Author: donsca

A dabbler in photography, writing and science.

Coastal Pilot

Pilot returning to harbour
There are two of these yellow pilot craft that dock beside the Ogden Point breakwater in Victoria. Their job is to ferry coastal pilots out to foreign vessels entering Canadian waters in the Strait of Juan de Fuca. They also pick up the pilots when the boats are ready to leave our waters.

The pilots have local knowledge about the coast. They take charge of vessel navigation, to ensure they stay in safe channels on their way in and out of ports along the inner coast.

Sounds like a great job, meeting new folks, sailing on all kinds of vessels, and spending your day travelling our beautiful coast.

Still, cranky skippers could be a pain in the a**, I guess.

Frustration strikes

How frustrating.
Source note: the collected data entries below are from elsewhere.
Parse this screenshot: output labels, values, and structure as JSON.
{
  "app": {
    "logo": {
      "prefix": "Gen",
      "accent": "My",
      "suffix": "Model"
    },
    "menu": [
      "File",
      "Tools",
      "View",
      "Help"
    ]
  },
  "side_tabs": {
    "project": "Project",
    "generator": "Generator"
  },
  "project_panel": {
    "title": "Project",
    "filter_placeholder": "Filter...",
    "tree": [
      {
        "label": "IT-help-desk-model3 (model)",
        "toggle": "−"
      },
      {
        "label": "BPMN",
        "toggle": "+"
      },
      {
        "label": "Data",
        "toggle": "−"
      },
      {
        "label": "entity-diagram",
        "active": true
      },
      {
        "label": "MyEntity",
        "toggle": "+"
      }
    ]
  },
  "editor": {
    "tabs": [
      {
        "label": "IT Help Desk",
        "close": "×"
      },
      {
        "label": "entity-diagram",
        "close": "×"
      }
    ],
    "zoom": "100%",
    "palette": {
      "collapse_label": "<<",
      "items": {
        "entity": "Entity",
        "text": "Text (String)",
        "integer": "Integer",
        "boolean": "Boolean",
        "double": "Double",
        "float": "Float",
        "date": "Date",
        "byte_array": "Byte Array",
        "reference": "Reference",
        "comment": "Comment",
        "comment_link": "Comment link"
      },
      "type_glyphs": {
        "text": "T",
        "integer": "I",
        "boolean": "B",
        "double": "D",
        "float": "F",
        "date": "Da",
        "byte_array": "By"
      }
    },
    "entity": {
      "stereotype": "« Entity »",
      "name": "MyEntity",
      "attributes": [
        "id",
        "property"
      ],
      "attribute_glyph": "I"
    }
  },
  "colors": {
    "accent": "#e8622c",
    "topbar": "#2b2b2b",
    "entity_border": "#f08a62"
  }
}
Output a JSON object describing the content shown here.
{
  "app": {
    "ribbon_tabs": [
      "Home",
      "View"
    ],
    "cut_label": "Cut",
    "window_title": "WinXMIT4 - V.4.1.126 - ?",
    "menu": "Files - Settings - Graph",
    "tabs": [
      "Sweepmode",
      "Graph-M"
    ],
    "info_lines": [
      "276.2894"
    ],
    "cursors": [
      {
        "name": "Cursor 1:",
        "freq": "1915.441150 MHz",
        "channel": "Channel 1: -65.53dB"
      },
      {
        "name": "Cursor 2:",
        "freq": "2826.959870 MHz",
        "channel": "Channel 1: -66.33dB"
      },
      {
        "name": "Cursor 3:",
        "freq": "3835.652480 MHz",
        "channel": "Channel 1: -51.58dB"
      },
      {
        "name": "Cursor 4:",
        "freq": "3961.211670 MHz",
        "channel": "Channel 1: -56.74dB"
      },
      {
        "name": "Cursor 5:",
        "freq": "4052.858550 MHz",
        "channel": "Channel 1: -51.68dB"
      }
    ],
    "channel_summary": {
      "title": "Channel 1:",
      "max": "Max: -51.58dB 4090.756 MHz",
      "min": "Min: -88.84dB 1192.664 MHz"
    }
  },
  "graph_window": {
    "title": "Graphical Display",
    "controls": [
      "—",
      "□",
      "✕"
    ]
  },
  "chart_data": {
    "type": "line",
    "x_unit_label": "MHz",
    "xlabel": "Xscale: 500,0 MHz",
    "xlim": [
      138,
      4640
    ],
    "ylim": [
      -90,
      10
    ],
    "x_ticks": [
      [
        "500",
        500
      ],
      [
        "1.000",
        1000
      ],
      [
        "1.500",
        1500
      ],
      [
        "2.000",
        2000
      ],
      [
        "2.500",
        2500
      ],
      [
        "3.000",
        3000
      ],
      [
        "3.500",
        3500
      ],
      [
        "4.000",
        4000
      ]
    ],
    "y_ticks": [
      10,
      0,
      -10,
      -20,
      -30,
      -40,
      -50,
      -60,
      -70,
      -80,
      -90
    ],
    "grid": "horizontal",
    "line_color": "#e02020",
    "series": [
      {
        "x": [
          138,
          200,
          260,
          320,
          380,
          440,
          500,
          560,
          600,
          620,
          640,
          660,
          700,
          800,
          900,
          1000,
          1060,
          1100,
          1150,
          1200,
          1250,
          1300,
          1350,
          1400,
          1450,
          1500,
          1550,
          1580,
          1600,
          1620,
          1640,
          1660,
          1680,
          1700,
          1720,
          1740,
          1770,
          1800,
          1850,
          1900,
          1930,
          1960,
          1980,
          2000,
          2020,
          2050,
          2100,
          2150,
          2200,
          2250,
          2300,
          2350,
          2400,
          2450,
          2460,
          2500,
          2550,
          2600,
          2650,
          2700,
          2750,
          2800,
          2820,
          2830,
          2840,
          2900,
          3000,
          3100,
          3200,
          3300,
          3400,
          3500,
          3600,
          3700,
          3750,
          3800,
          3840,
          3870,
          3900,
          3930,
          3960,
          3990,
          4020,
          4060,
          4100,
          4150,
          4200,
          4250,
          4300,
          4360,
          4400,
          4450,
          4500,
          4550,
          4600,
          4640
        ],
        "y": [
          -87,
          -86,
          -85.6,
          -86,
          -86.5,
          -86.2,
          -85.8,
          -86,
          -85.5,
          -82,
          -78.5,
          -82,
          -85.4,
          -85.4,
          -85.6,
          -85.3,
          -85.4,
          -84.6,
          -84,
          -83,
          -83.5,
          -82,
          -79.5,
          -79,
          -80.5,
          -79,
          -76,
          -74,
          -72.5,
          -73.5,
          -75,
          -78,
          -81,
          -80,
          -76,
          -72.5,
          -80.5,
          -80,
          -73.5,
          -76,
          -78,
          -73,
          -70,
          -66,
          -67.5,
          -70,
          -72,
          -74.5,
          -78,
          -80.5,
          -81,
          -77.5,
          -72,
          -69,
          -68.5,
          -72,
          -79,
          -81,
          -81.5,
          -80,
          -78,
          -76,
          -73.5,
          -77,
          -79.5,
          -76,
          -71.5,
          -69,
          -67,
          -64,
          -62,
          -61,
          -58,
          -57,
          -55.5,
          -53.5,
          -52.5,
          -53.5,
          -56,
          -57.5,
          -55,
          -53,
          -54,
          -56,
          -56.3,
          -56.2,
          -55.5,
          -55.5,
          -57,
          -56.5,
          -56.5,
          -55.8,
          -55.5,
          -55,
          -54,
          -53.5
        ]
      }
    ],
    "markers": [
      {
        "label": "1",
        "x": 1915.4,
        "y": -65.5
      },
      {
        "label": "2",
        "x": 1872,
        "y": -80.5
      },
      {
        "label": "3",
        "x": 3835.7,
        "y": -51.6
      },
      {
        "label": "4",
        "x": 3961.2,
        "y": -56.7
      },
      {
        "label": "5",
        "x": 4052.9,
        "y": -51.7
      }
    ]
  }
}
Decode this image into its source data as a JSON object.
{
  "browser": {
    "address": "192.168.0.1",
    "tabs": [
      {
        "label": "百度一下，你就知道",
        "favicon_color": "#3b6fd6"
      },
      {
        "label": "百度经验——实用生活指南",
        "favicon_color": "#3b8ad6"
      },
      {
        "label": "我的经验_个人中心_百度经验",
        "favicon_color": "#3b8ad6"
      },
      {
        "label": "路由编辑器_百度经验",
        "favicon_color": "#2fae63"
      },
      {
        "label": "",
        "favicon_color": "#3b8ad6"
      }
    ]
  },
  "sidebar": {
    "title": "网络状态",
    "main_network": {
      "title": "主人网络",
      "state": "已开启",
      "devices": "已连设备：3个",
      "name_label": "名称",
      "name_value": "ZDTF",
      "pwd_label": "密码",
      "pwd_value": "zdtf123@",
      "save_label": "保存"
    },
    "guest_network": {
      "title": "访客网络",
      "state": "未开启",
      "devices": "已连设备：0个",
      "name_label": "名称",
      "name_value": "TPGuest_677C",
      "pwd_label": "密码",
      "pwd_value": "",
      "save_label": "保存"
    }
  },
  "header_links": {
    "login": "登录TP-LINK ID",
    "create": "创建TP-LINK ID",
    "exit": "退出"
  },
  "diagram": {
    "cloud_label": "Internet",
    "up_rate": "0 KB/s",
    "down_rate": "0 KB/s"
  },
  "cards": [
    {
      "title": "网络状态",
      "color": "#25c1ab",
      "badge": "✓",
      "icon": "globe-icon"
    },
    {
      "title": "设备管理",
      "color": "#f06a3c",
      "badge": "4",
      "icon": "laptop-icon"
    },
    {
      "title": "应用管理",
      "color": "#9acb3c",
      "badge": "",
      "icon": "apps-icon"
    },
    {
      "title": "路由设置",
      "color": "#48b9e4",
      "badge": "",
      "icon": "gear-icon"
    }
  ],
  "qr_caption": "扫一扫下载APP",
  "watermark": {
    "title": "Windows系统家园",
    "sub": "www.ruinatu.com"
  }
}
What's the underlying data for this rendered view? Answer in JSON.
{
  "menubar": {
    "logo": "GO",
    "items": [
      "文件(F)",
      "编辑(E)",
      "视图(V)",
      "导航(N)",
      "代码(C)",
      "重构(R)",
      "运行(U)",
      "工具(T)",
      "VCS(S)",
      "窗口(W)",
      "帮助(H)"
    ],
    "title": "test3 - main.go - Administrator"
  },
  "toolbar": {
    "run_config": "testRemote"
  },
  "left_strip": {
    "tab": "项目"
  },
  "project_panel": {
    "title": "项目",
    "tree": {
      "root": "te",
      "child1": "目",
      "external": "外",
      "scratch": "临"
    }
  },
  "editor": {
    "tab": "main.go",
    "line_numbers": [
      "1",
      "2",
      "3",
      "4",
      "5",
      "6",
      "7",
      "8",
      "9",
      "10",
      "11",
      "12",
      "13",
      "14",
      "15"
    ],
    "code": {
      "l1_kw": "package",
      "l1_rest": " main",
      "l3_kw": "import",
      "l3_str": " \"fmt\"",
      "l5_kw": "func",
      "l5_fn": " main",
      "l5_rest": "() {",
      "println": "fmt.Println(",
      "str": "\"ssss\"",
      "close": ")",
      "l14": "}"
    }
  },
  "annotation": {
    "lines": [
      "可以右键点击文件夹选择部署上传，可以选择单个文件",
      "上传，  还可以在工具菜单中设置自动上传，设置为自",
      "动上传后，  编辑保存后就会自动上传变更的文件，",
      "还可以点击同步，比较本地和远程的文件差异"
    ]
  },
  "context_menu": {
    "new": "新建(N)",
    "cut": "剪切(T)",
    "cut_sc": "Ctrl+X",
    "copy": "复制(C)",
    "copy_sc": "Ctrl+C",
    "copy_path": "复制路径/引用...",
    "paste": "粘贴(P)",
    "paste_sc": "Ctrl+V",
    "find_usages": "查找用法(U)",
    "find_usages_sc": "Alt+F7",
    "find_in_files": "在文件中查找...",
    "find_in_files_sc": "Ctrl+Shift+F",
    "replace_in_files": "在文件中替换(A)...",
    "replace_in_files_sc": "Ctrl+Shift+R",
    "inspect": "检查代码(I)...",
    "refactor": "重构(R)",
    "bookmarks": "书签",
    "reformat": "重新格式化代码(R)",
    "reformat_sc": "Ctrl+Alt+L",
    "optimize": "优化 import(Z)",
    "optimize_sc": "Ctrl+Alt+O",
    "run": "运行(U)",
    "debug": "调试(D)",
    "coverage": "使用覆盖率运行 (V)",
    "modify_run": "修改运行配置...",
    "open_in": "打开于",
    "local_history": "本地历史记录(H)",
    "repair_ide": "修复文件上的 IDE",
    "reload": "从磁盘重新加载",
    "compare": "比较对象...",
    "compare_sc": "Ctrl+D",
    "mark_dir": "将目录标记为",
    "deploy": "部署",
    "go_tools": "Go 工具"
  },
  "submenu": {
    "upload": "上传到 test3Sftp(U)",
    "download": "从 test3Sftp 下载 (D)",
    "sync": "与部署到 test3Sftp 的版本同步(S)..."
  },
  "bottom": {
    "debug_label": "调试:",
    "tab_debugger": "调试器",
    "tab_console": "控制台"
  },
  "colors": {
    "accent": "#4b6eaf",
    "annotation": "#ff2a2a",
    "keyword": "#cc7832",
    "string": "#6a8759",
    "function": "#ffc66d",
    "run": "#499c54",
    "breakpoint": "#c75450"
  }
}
I was out at a local park taking photos for an hour or so. When I got home, in over 30 shots, there were only one or two that weren’t blurry.

I’m use to a few garbage shots when I get back. That’s the nature of the beast, but holy cow, it was like the image stabilization system had turned off.

OK, perhaps it was just too much coffee.

Better luck tomorrow.

(Note to self: cut back on the coffee, my friend)


Beach house near Ogden Point

This ‘beach house’ appeared one day, on the beach off Dallas Rd in Victoria. It had a side door, a picture window facing out to the sea, and two rooms. Clearly the labour of love for someone.

Or maybe they were just having fun. It was gone the next day, scattered out along the beach, and there was absolutely no hint of it left after a recent storm.

I hope it served its purpose…


Remembrance Day eve

Old guns stand guard

These preserved guns, and other older canon installations at Ft Rodd Hill Park in Esquimalt BC, are a reminder that the west coast of North America has faced it share of wartime threats.

In the second world war, for instance, these guns were used in combination with submarine nets to regulate traffic in and out of Esquimalt harbour. The nets went from about the Fisgard Lighthouse (seen in the upper right) across to another fortified installation.

For a while, Japanese submarines plied the west coast, looking to disrupt shipping. In fact, there are reports of at least one submarine (I-26) attacking a west coast lighthouse at Estevan Pt. on Vancouver Island.

There was never the death and destruction felt elsewhere during the war(s), but men and women still had to be there to stand on guard.

I’m thinking about this now, because my dad was one of those people. He flew the east and west coast of Canada in a Canso aircraft as gunner/observer, looking for submarines and other enemy shipping. Luckily, he said that on the west coast, most of the time they were just spotting whales.

Just remembering my dad on this Remembrance Day eve.

Silhouette on the hill

Silhouette on the hill

This deer was on a grassy berm last October, in one of the gun batteries at the Fort Rodd Hill National Historic Site in Esquimalt BC. There was a small herd running around. Not surprising, given the number of deer on south Vancouver Island. They are everywhere.

The fort was an interesting place. It, and other batteries and forts in various forms protected the Esquimalt and Victoria harbours until the 1950’s. Here’s a short description from the Parks Canada website:

Fort Rodd Hill NHS commemorates the national significance of the Victoria-Esquimalt coast artillery fortress in the defence of Victoria and the naval base at Esquimalt harbour, as part of the larger defence strategy of the British Empire and Canada, 1878 to 1956.

It also holds Canada’s first west coast lighthouse, the Fisgard Lighthouse, built in 1860.

We don’t have a long history in Canada, so it’s nice to see them protecting and preserving some of it.

A beautiful, windy day on the Strait of Juan de Fuca

Waves captured just east of the Ogden Pt breakwater.

Waves captured just east of the Ogden Pt breakwater.

The wind picked up this afternoon and whipped the Strait into a mild frenzy.

Quite a few cars along Dallas Rd got completely soaked. I can’t believe people would park there, when the salty waves were washing onto the street; but there ya go.

Some folks walking along the sidewalk and out on the breakwater got pretty much drenched too. Quite a surprise, I expect. You run to miss one wave just to meet another, as it crashes over you head-on. I stuck to the high ground, but still got misted once or twice. Even though you think you’re invincible, nature will get you one way or another 😉

I’ve seen pictures of Dallas Rd. in a windstorm before, but I don’t think I’ve actually been down there during one. Quite exciting.

Definitely had to wipe the spray off my camera when I got home today.